Berke and Associates completed an annexation study of the entire North Highline area for Burien and then was hired by SeaTac to focus on Boulevard Park.
While municipal officials worry about losing out to neighboring cities, there is only one sure economic winner in the annexation battles-the consultants.
So why do lawmakers stay in the annexation game when their advisors provide such glum numbers? The answers often raise more questions.
The Holy Grail for government staffers these days is economic development.
They hope the big box stores will move into underdeveloped areas swelling the city's coffers while providing gainful employment for taxpaying residents.

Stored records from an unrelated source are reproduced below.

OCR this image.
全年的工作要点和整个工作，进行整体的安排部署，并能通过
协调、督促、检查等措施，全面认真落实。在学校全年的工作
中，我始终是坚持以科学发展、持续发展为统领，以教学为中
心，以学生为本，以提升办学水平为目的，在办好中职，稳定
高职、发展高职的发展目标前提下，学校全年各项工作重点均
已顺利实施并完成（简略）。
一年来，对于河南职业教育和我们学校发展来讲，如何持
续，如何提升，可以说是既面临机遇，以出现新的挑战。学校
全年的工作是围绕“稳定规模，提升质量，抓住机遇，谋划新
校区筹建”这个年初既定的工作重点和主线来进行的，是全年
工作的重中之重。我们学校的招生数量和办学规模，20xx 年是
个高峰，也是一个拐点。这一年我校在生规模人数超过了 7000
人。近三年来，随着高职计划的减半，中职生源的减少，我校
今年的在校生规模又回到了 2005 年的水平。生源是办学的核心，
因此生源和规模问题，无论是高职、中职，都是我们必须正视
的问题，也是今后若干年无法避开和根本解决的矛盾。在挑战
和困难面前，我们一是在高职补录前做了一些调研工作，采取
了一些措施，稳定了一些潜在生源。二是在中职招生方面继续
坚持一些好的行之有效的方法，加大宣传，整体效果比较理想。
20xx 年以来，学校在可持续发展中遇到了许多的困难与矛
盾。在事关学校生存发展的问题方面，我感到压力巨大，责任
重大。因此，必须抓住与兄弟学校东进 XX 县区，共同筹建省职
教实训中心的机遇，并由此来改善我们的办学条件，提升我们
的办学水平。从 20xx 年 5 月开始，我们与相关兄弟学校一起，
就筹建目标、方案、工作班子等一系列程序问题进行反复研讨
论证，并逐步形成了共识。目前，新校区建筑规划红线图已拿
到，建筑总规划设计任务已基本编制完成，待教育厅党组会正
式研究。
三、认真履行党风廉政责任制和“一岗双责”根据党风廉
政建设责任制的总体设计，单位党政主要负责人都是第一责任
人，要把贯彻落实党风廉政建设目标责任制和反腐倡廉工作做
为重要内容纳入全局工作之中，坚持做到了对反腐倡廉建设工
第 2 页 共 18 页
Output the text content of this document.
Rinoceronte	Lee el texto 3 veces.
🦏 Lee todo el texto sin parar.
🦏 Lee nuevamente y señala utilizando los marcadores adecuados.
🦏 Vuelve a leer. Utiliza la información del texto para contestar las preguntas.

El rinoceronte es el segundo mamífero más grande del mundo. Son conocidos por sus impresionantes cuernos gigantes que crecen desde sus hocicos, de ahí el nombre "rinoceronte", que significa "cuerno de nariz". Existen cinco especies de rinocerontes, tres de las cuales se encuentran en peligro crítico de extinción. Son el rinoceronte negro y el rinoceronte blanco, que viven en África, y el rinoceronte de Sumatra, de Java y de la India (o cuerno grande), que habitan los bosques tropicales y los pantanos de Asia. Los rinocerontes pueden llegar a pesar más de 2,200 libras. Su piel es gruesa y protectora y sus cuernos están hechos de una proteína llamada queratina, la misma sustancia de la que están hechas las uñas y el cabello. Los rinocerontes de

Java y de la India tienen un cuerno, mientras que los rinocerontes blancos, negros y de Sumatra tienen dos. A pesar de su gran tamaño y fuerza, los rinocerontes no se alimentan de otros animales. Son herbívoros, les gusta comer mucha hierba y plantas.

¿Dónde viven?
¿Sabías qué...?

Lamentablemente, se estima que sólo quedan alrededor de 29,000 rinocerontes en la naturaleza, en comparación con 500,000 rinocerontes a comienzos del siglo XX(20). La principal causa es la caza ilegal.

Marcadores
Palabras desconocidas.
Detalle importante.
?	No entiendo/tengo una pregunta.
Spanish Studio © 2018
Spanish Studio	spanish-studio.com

Of course, the phrases "Wal-Mart" and "family-wage jobs" rarely appear together in the same sentence.
And what happens to the small family-run businesses that have been paying taxes to the city all along?
And what if ugly airport-related warehouses sprout up taking up lots of room and bringing increased truck traffic onto city streets without offering many jobs?
New growth management regulations also spur interest in annexation. Officials have to find someplace to fit in the city's share of new people moving to the Puget Sound area.
Staffers also fear having to replace police or fire services if a competing city takes over the nearby police precinct or fire station.
Council members in the three competing cities insist they will only push for annexation if the figures "pencil out."
For Boulevard Park and the other long-neglected North Highline neighbors, the good news is they will have the final say through a vote on any marriage proposal from ardent municipal suitors.